The measurement data is first collected. They are analyzed on standalone HP ProLiant DL160 G6 servers. It has 16 cores and 16 GB of RAM. The thousands of metrics that are calculated are eventually stored on SQL Server. It collects 6 million measurements made every day. It runs on a 24 core server with 64 GB RAM.

What is measured

Loading content

First of all, navigation from one page to another is measured. This includes measurements across the eleven layers of Internet Explorer, which together load a new page.

By careful measurement on all these layers, such statistics are created. They are the key to deciding which parts of Internet Explorer need to be optimized or reimplemented. They tell at a glance whether a site uses a large number of JavaScript libraries or uses an excessive number of cascading styles.

XmlHttpRequest

Another area that is subject to measurement is the dynamic loading of data in the form of XML and the subsequent modification of the page using JavaScript. The measurement is based on the source code of popular short message sharing sites, social networks and applications such as Outlook Web Access and Office Web Apps.

User interface

Equally important is the measurement of the browser environment itself. The most important interactions include opening and closing the browser, switching tabs, resizing the keyboard, mouse or touch, and handling history or favorite sites.

Sampling

Very well-known and often overrated tests, such as WebKit SunSpider, are also in the lab. They are useful for load testing a specific browser layer. However, these tests simulate behavior that rarely occurs on the regular web. Rather, the tests were written to show the shortcomings of specific browsers and to highlight their differences. Therefore, emphasis is placed primarily on tests that test the browser as a whole.

A special internet search engine is used to select test sites. On the website, it measures 68 different indicators. These include, for example, the width and depth of the DOM tree, the complexity of CSS rules, the JavaScript frameworks used, or language differences (which are called international features in Redmond). Based on this survey of the site, stands are selected for testing in the laboratory. This ensures that the site selection is sufficiently representative.

Metrics

Browser performance cannot be expressed in one number. Tests that try to do this always focus on a specific area. In total, over 850 different metrics are measured. Together, they form a mosaic of Internet Explorer performance. First of all, five main areas are monitored.

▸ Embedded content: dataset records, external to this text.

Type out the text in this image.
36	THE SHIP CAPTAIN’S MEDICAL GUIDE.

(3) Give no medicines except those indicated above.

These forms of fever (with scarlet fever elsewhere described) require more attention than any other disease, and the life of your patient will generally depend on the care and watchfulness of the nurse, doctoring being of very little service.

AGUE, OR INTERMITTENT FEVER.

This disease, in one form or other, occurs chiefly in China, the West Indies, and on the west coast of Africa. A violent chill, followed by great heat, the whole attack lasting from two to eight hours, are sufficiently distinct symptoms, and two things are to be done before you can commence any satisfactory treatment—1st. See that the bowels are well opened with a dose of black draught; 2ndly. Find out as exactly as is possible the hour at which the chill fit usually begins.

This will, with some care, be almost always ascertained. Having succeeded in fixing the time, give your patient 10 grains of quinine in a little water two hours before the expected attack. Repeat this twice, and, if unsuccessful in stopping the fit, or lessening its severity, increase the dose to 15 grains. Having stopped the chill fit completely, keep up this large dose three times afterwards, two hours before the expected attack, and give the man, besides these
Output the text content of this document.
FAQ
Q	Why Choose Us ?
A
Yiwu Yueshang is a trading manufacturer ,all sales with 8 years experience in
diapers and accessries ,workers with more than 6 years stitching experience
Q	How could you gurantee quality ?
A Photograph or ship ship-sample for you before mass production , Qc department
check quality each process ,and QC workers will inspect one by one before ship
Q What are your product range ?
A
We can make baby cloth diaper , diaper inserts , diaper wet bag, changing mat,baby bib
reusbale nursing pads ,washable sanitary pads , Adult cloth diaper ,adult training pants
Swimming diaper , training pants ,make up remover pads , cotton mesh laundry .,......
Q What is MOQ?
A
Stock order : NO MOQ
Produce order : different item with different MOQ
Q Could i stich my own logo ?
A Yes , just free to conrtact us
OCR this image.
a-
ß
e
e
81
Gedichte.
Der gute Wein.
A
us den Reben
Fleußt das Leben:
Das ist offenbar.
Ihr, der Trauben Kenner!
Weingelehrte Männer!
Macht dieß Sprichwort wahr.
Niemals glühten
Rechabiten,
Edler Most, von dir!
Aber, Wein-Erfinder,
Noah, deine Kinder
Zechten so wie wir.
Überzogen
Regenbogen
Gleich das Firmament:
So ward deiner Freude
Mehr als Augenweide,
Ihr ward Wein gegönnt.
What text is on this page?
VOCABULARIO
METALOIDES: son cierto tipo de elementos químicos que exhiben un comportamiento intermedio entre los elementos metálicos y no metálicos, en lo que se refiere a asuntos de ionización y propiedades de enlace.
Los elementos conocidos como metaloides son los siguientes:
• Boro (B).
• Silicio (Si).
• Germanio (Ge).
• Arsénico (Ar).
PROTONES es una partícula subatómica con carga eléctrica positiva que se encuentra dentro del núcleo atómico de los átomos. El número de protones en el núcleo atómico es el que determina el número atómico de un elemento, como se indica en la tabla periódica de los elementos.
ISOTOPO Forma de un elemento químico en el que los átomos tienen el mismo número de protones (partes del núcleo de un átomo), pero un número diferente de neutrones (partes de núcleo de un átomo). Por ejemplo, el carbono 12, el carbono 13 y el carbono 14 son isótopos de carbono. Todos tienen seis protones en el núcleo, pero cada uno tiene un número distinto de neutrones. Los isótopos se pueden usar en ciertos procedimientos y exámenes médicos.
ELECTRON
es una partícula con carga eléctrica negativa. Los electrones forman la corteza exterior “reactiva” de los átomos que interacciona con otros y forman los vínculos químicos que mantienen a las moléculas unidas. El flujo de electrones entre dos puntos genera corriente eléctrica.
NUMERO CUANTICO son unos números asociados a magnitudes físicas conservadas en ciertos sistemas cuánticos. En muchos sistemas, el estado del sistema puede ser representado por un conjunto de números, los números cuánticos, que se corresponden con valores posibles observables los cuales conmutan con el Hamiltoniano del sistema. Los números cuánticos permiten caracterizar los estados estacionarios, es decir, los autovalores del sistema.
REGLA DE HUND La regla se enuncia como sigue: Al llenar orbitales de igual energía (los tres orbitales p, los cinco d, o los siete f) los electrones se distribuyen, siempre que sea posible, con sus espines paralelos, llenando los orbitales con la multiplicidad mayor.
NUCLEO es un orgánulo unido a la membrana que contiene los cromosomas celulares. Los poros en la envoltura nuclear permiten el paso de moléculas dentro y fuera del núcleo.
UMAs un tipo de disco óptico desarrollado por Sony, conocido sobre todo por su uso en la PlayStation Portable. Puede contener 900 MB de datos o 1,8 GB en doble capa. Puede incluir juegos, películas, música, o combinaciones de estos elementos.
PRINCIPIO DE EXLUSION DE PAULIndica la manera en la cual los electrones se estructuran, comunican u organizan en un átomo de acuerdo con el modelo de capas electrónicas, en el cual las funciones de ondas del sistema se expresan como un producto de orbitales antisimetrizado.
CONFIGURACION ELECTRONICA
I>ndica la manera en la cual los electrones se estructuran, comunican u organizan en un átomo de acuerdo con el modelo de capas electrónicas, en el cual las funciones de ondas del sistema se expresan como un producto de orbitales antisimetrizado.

Third-party software measurement

Many applications use Trident. Internet Explorer extensions are tested by comparing browser tests with and without an add-on. The main focus is on browser launch time and page load time. Many add-ons send requests to the servers during page loading. However, some do it synchronously, which logically slows down its loading. Not to mention situations when the firewall is carefully set or the computer is offline.

A faster browser for everyone

Browser speed is very important. Careful measurement of Internet Explorer ensures its quality across the large amount of hardware it runs on. The data measured by the lab is not only used for its development, but also contributes to the optimization of Windows and the design of faster PC hardware.

The article was written for TechNet Blog CZ/SK.